Women next to you on the couch leave you at extreme risk of conversation, affection, or attention, all things that pull you away from your sports-watching/bandit-killing. But instead of angering or divorcing them, Hornswater agrees that "bringing them into your world" is the new 20th century solution, a far cry from the stage coach-era solution of "tossing the woman from the horse in hopes that she is enough of a distraction to keep the outlaws busy while you escape to a mountain hideout."

"What Men's Health has tried to do here is break down how exactly one should communicate with a woman, despite this being one of the most impossible things in the known world, like splitting an atom, but the atom just wants to ask you about your feelings," Dr. Hornswater explains. "First, you have to tell them what position a guy plays. Then, deal with the endless questions that follow. 'Why is the shortstop #6 on the score sheet?' and such. As men, we of course know the cool answer to this, but explaining it to a woman is [makes dismissive hand gesture]."
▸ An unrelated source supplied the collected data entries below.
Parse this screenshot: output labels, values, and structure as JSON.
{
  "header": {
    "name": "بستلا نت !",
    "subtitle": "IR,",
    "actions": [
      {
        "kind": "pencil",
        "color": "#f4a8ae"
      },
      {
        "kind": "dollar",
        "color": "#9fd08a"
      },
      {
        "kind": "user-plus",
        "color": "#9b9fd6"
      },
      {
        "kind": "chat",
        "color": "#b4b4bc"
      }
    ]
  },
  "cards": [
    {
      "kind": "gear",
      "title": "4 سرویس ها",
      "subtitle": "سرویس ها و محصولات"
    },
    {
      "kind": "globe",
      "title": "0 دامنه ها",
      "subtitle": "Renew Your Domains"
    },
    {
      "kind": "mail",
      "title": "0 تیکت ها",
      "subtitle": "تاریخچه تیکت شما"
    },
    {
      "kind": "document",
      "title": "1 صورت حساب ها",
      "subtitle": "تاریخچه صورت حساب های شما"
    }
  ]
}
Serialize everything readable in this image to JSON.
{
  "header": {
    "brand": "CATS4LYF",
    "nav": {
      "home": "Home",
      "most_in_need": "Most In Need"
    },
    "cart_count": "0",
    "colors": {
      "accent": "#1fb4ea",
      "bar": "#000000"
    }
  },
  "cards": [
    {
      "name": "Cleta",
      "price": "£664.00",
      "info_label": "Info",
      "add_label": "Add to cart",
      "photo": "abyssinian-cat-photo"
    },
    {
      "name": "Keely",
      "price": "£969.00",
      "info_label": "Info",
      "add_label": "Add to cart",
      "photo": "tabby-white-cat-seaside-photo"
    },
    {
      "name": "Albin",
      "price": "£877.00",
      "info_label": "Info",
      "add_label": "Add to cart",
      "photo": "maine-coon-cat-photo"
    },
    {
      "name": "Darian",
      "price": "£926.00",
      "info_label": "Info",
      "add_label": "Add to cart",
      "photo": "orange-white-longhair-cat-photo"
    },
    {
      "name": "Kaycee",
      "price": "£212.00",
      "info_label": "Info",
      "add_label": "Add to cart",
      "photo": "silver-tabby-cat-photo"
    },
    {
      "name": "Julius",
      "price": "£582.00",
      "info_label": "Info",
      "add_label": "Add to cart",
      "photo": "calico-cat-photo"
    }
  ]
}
"But instead of then explaining all the great stats we know by heart, you have to branch into his life; basically make each player into a woman's ideal mate, so that they can coo and clasp their hands together and you can finally get a moment's peace to watch the fuck outta some sports. Right? [Tries to fist bump via Skype]"

Dr. Hornswater, whose doctor title comes from being known as "Dr. Boner" among his work buddies and "PhD" being a clever abbreviation for "Pretty Hard D***," went on to explain that talking about Chase Utley's work with the PSPCA, or Jimmy Rollins' Family Foundation, or The Hamels Foundation will be sure to buy you some quiet sports-watching. Knowing Jimmy Rollins just wants kids to have access to fresh food will keep her instinct to nurture at bay while you scream until you taste blood about him not running out a pop-up.

Thanks to noted "sexperts" like Dr. Boner, we men, among the many, many challenges society puts upon us, are able to undertake our biggest daily struggle: Interacting with women.

*The Menstruation Epidemic was actually a work of fiction meant to be the first novel of a trilogy, in which women in a small Pacific Northwestern town contract a virus that transforms them into slobbering zombies upon the onset of their monthly cycles. Publishers called it "lacking even a single correct thought" and the project was shelved, the shelf in question being inside a furnace.